Todos los poemas de Rodolfo Serrano argumentan una clara disposición enunciativa y emplean una dicción cercana y limpia, en la que cabe una realidad cercana, que deja grietas y hendiduras para el onirismo y la fantasía. Los textos mantienen una serena continuidad visual con las fotografías de Raúl Cancio. En ellas predominan los grises y negros, una estela de secuencias, repletas de emoción, que deja sus picotazos en la retina. La existencia cotidiana es luz y sombra, el despertar sentimental de la esperanza y las débiles señales del camino que lleva hacia el crepúsculo. Las imágenes recuerdan las páginas sueltas de un cuaderno de luz que habla en silencio. Se abren al testigo con un grueso epitelio sentimental. En ellas, persiste en la conciencia la sensación de finitud y soledad, como se plasma, con el intimismo confidencial de su escritura, las composiciones de Rodolfo Serrano.
La mirada y el verbo dibuja rincones de una realidad signada por un tono existencial.
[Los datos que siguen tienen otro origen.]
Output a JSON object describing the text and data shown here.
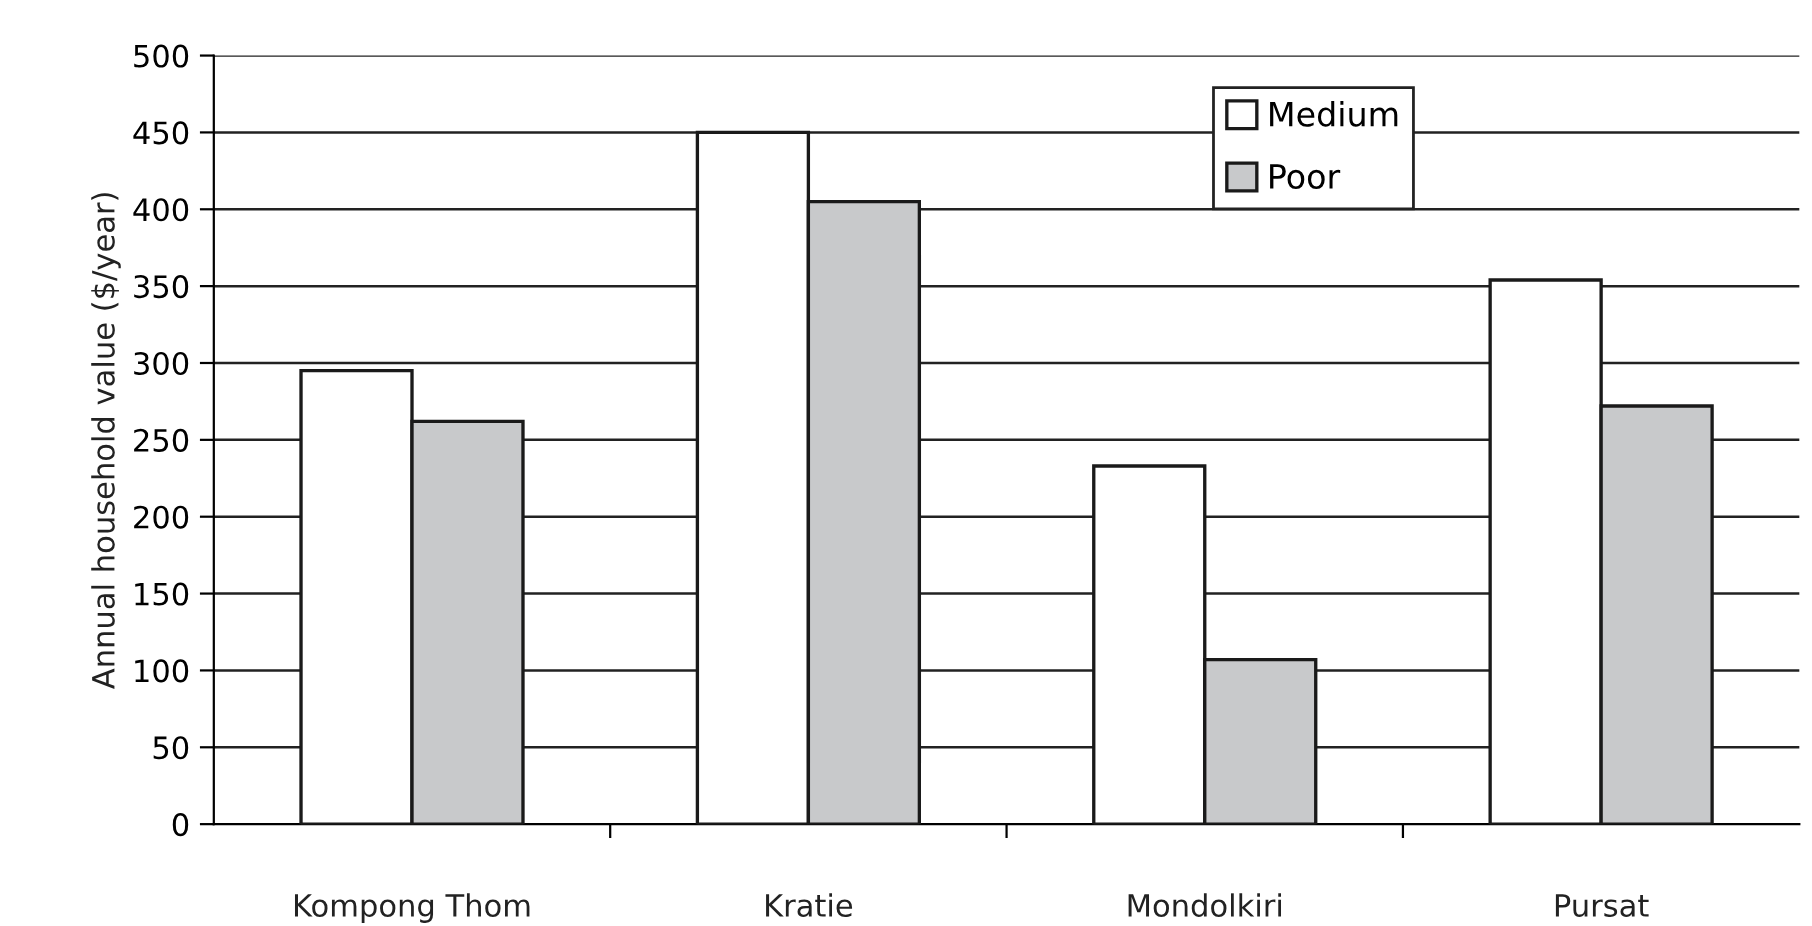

Los poemas nacen desde el fluir de una conciencia que retorna al pasado y pierde el rumbo, que capta secuencias vitales marcadas por la soledad y el desamparo, por un largo recorrido que se demora hasta el fin de la noche, en el que se van sumando indicios de oscuridad y contingencia: “Vivir en paz es fácil. Sobre todo / a estas altas edades en que uno / tiene más añoranza que deseos. / Y el recuerdo es solo niebla del pasado”. La conciencia de ser se va despojando de pretensiones; las manías y rarezas se van borrando y solo se presta atención a un cielo limpio que invita a vivir el ahora sin brújulas ni mapas. Real o simbólica, la noche está ahí, con su laberinto de imágenes, con su tacto oscuro, como un espejo que acogiera en el frío de su superficie las sombras interiores, la desnudez de un corazón a solas que quiere estar en paz con todos.